Les auteur.e.s avancent que cette distinction est carrément sexiste. Même la comptabilité nationale est conçue pour donner plus de valeur aux travaux effectués majoritairement pas des hommes (infrastructures physiques) qu’à ceux effectués majoritairement pas des femmes (infrastructures sociales), considérant que de fournir rapidement un emploi aux pourvoyeurs «naturels» après une récession est une urgence, même si de plus en plus de femmes sont aussi des pourvoyeuses. Pourtant, bien des gouvernements se prononcent pour la réduction des inégalités entre les hommes et les femmes, mais échouent à mettre ces principes en application dans leurs mesures de relance, par exemple en s’assurant que ces mesures bénéficient au moins autant aux femmes qu’aux hommes.

Effets des investissements en infrastructures physiques et sociales

Par la suite, les auteur.e.s simulent un investissement équivalant à 2 % du PIB dans des infrastructures physiques et sociales dans sept pays de l’OCDE et examinent ses effets directs, indirects et induits sur l’emploi masculin et féminin. Je ne présenterai pas cette section en détail, car ce serait long et fastidieux, mais me contenterai de résumer ses résultats. Les effets de tels investissements varient aussi selon les pays en fonction des salaires payés et des structures de leurs industries et de leur marché du travail. Selon les pays, un investissement de cet ampleur dans les infrastructures physiques fait augmenter le taux d’emploi des hommes d’entre 2,5 et 5,3 points de pourcentage et celui des femmes d’entre 0,7 et 2,5 points; le même investissement dans les infrastructures sociales fait augmenter le taux d’emploi des hommes d’entre 1,4 et 4,0 points de pourcentage et celui des femmes d’entre 3,3 et 8,2 points.

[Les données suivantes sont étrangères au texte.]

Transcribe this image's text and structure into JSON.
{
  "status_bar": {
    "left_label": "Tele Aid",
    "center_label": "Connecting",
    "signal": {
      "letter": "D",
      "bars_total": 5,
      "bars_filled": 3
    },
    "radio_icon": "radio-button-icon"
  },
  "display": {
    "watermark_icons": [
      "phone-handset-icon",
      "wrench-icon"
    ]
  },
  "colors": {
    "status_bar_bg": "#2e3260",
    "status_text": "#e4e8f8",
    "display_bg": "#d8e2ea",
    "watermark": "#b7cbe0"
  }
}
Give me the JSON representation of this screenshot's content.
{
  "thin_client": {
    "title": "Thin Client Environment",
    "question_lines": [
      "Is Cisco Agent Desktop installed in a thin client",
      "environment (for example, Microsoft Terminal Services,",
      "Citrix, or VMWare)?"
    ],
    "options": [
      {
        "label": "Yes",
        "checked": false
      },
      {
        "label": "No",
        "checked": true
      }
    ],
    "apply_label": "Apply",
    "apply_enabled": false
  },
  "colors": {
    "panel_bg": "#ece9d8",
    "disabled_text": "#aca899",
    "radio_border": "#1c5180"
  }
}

Ces calculs montrent non seulement que les investissements en infrastructures sociales créent en moyenne presque deux fois plus d’emplois que les investissements en infrastructures physiques (parce que l’intensité en main-d’œuvre y est beaucoup plus importante), mais qu’ils permettent aussi de réduire les écarts de taux d’emploi entre les hommes et les femmes et, du même coup, les inégalités.

Cela dit, les auteur.e.s ne recommandent pas de ne prévoir que des investissements dans les infrastructures sociales dans les plans de relance, mais favorisent plutôt des plans de relance avec des investissements dans les deux types d’infrastructures de façon à mieux équilibrer leurs avantages, à la fois sur le plan de l’égalité des sexes et sur celui des effets positifs qu’une société retire de meilleures infrastructures physiques et de meilleurs services publics.

Et alors…

Cela a peut-être paru, mais la première partie de cette étude m’a beaucoup plus intéressé que la deuxième. La deuxième n’est pas inutile, il fallait la faire, mais il y a tant d’hypothèses et d’incertitudes dans ce type de calculs (les auteur.e.s en conviennent honnêtement) que tout ce qu’on peut en retenir est que, comme les activités de soins sont plus intensives en main-d’œuvre que les activités de construction, un investissement en soins crée plus d’emplois. De même, comme les emplois sont majoritairement féminins dans les soins et majoritairement masculins dans la construction, les investissements dans chacun de ces secteurs avantagera les femmes ou les hommes. Disons que cette conclusion ne me fait pas tomber en bas de ma chaise.

Par contre, l’argumentation de la première partie est beaucoup plus riche. L’aspect sexiste de la comptabilité nationale et surtout les notions de bonnes et mauvaises dettes en prennent pour leur rhume, et c’est entièrement mérité! C’était la première fois que je lisais cette argumentation aussi bien menée. Moi qui suis souvent allergique aux nombreuses extensions de sens du concept d’investissement (à force de l’appliquer à toutes les dépenses gouvernementales, des dépenses en environnement à celles en prévention, dans les arts ou dans presque tout autre domaine, ce concept en perd toute spécificité), je n’ai absolument pas été choqué par cette extension telle qu’utilisée dans cette étude. Bref, il s’agit d’une étude originale, intéressante et révélatrice!